"We're moving online!! Blow out sale at our store location. Phone orders welcome." That's what was on the postcard.

This advertisement was sent to me by Teresa, one of my readers, who was humorously nominating the ad for "Worst Use of Marketing Resources." Why did Teresa find this particular ad funny? Not because of what the ad said, but because of what it did NOT mention:

  • What the company sold
  • Where the store was located
  • What the new website address is!

Few things are more frustrating to a customer -- and more wasteful for a business -- than when vital information is left out of an advertisement, flyer, or brochure. Yet, I'm surprised at how often basic details are overlooked.

A few days after I received Teresa's letter, for instance, I was reading a newspaper when an advertisement for a big sale at a business caught my eye. Once again, the ad didn't mention what the company sold, where it was located, a phone number, or its website address.

And I could have told you K-Mart was going to be in trouble long before they entered bankruptcy. Why? A few years, I needed a patio set. I saw a set that interested me advertised by K-Mart in a glossy, 4-color insert in my regional Sunday newspaper. Not knowing where the nearest K-Mart was located -- and since no locations were printed on the ad -- I called the 800-number on the insert. Imagine my frustration when K-Mart didn't answer their phone on Sundays! Needless to say, I bought my patio furniture somewhere else.

Details! Details!

One of the most common reasons for omitting necessary details is that the person writing the ad takes basic information for granted. After all, you already know what city you're in or what your area code is, so you forget that it's not obvious to the reader.

It's easy to forget details, so clip out this column and before you print any ad, flyer, or brochure, go over this checklist:

Essential Details:

  1. Name of the company!
  2. The nature of your product or service: Unless you own Macy's or Microsoft, don't assume readers automatically know what your business sells. Even if you send your ad only to existing customers, many people remember a business by what it sells -- not its name. (e.g., "The drycleaners at Main and Second streets," "that cute clothing store downtown.")
  3. Where you're located: Include the city and state (perhaps even country if doing business internationally or online). This is critical if you're in retail, but even if your customers don't come to your store or office, including a location helps customers relate to your business.
  4. Hours and days you're open or hours and days of the sale.
  5. Website address: You do have a website, don't you?
  6. Phone number with area code: If you're not going to be available to answer calls, record a message with vital information. Include country code if you do business internationally.
  7. Email address: This can be omitted if you're never going to answer emails.
  8. Special terms or limitations, if any: In other words, are the discounts not applicable to certain types of items or services, or does the offer expire after a certain date?

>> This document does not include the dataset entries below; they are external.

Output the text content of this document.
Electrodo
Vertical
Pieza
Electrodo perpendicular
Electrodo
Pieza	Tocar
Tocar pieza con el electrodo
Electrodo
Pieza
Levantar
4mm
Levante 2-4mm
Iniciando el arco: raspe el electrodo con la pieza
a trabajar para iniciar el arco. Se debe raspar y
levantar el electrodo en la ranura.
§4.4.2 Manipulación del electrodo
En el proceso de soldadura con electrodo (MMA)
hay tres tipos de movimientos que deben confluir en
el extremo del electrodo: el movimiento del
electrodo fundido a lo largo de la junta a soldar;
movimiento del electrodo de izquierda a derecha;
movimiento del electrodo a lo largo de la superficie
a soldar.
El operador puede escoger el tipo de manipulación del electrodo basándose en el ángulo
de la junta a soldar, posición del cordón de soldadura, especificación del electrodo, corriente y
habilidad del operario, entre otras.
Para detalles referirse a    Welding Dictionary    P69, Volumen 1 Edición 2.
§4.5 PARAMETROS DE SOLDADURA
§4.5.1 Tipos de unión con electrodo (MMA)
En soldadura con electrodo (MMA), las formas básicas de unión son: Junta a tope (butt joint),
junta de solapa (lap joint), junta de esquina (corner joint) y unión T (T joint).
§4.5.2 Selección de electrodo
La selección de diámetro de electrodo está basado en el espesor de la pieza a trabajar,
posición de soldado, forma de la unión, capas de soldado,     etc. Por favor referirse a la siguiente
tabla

Those are the basics. Once you've got those covered, what can you do to make your ads more effective in getting sales?

  1. Create an eye-catching headline: The first thing you have to do is get attention. This doesn't have to be incredibly clever -- "Fifty percent off" gets my attention.
  2. Tell the benefits: Let potential customers immediately know why they should be interested in doing business with you. This can be something as simple as "Lowest price for your auto insurance."
  3. Provide lots of information: Ads chock-full with specific products or services are often surprisingly effective.
  4. Include a call to action: Customers often respond to a direct appeal for action, such as "Hurry -- Supplies are limited," or "Call today to book your appointment!"

Finally -- before you go to print, have your ad read by at least two other people. I might start sending mine to sharp-eyed Teresa.